Somut olayda, davacı ile davalı arasındaki … tarihli sözleşmenin eki niteliğinde olan Teknik Şartnamenin 8.E.6 maddesinde, “Hizmet personelinin (kıdem tazminatı hariç olmak üzere) maaşları, yol, yemek ödül, ceza, maaş artışı ve buna benzer tüm sosyal hakları ile iş hukuku mevzuatında belirtilen her türlü sorumluluk, vergi, harcama işlemleri yüklenici tarafından sözleşme kapsamında yapılacaktır.” hükmüne yer verilmiş olup, kıdem tazminatının açıkça yüklenicinin sorumluluğunun dışında bırakıldığı görülmektedir.
Taraflar arasındaki teknik şartnamede, yüklenicinin kıdem tazminatından sorumlu tutulmayacağına dair açık bir hüküm bulunduğu saptandığına göre ve rücu ilişkisinde taraflar arasındaki sözleşme hükümlerinin uygulanması gerektiği veçhile, dava dışı işçiye ödenen tutaqrın davalı şirket nezdindeki çalışma süresine tekabül eden kısmının davalıdan talep edilmesine olanak yoktur.

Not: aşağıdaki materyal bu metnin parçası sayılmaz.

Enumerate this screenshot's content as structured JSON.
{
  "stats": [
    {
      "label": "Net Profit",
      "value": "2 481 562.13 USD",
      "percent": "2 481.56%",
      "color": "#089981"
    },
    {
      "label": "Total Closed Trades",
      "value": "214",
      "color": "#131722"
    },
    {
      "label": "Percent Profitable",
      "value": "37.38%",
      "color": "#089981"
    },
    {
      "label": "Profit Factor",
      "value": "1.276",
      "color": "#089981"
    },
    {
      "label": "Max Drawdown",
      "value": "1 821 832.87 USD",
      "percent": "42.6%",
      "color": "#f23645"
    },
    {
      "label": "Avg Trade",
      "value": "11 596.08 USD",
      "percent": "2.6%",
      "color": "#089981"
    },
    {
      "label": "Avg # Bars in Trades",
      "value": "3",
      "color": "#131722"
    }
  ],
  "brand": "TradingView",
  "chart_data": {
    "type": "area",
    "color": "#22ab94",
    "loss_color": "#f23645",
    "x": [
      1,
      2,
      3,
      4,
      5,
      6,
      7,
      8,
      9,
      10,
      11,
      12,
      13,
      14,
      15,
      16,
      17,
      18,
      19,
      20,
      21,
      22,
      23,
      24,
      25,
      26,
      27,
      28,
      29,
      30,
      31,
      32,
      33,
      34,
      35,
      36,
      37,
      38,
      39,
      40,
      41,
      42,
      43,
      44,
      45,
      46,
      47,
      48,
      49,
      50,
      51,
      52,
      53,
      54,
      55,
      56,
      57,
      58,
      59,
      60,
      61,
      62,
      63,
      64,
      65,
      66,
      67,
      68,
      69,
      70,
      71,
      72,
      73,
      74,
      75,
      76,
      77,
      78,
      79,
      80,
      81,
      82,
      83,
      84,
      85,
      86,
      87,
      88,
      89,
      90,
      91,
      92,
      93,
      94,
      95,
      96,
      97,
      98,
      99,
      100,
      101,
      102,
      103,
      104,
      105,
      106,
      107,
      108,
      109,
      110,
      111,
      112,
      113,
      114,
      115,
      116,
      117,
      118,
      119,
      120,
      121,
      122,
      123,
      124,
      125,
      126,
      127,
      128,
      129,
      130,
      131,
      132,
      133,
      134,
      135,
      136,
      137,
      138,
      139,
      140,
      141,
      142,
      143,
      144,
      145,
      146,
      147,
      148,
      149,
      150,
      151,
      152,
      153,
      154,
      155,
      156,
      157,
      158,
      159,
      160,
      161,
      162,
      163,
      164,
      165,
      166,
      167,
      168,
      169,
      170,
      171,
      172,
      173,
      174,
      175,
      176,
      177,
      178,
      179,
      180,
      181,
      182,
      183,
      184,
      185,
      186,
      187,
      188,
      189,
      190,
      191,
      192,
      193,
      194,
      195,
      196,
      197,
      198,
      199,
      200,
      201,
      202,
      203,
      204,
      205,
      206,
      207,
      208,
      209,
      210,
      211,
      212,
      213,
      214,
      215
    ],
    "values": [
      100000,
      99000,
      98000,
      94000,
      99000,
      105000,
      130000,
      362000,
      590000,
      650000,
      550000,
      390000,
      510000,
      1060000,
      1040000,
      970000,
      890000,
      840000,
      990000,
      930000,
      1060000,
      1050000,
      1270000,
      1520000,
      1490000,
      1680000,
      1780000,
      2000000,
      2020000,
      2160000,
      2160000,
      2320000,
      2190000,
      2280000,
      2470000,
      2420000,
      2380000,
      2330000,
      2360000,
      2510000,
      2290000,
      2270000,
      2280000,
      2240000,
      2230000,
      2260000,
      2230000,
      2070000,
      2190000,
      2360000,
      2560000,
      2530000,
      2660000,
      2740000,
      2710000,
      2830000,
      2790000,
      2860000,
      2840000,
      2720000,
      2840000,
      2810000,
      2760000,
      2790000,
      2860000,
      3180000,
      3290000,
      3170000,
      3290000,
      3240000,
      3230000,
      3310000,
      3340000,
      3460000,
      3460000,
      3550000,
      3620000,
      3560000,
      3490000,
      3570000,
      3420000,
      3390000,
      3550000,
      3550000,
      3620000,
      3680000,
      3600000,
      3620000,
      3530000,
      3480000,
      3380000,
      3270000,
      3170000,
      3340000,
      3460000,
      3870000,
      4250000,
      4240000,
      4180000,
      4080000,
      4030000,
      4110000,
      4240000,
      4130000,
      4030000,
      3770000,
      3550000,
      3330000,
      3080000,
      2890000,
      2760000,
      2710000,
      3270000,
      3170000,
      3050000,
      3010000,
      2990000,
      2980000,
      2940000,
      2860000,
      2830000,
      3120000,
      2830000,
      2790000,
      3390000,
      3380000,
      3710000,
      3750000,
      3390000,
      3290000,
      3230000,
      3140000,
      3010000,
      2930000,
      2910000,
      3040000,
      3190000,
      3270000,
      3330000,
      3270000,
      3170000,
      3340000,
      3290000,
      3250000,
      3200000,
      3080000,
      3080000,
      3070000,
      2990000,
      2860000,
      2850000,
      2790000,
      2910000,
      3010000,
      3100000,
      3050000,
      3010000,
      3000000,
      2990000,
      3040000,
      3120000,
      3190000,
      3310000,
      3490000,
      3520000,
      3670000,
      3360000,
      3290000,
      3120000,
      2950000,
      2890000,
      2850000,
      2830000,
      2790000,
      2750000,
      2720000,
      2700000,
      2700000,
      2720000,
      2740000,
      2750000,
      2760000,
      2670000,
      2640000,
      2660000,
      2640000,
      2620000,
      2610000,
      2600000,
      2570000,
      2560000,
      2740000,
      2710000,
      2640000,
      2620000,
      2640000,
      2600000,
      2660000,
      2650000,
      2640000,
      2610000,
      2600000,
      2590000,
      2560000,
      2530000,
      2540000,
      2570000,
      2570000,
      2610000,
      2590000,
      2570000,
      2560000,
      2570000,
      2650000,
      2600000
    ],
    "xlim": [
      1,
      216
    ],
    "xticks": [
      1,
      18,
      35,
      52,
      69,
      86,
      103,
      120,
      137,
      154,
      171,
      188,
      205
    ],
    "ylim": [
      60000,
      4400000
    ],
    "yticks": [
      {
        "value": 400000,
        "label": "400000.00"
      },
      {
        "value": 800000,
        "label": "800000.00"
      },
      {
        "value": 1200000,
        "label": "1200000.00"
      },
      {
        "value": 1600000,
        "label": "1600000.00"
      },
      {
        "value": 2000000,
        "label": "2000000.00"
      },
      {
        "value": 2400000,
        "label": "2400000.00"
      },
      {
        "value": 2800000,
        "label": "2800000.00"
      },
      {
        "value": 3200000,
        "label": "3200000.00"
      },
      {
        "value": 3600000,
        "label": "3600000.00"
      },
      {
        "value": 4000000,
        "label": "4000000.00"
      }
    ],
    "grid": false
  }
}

Bu tutar, taraflar arasındaki sözleşme hükümleri uyarınca davacı üzerinde bırakılmalıdır.
Bu sebeplerle, davanın reddine karar verilmiş, yargılama giderleri ile davadan önceki zorunlu arabuluculuk ücreti davacıya tahmil edilmiştir.
HÜKÜM: Gerekçesi yukarıda açıklandığı üzere;
1-Davanın reddine,
2-Harçlar Kanunu gereğince alınması gerekli 59,30-TL karar ve ilam harcından peşin harcın mahsubu ile bakiye 64,85-TL’nin karar kesinleştiğinde ve istek halinde davacıya iadesine,
3-Davacı tarafından yapılan yargılama giderlerinin kendi üzerinde bırakılmasına,
4-Davalı, davayı vekil marifetiyle takip ettiğinden karar tarihinde yürürlükte bulunan AAÜT’ye göre belirlenen 3.195,70-TL vekalet ücretinin davacıdan alınarak davalıya verilmesine,
5-Zorunlu Arabulucuk sürecinde Adalet Bakanlığı bütçesinden karşılanan 1.360-TL arabulucuk ücretinin davacıdan alınarak Hazineye gelir kaydına,
6-Gider avansından kullanılmayan kısmın, karar kesinleştiğinde ilgilisine iadesine,
Dair; davacı vekilinin yüzüne karşı, davalının yokluğunda, 6100 sayılı HMK’nun 341/2. maddesi uyarınca KESİN olmak üzere karar verildi, anlatıldı.

Katip …
¸

Hakim …
¸

5070 sayılı Elektronik İmza Kanunu’nun 5’inci maddesi kapsamında e-imza ile imzalanmıştır.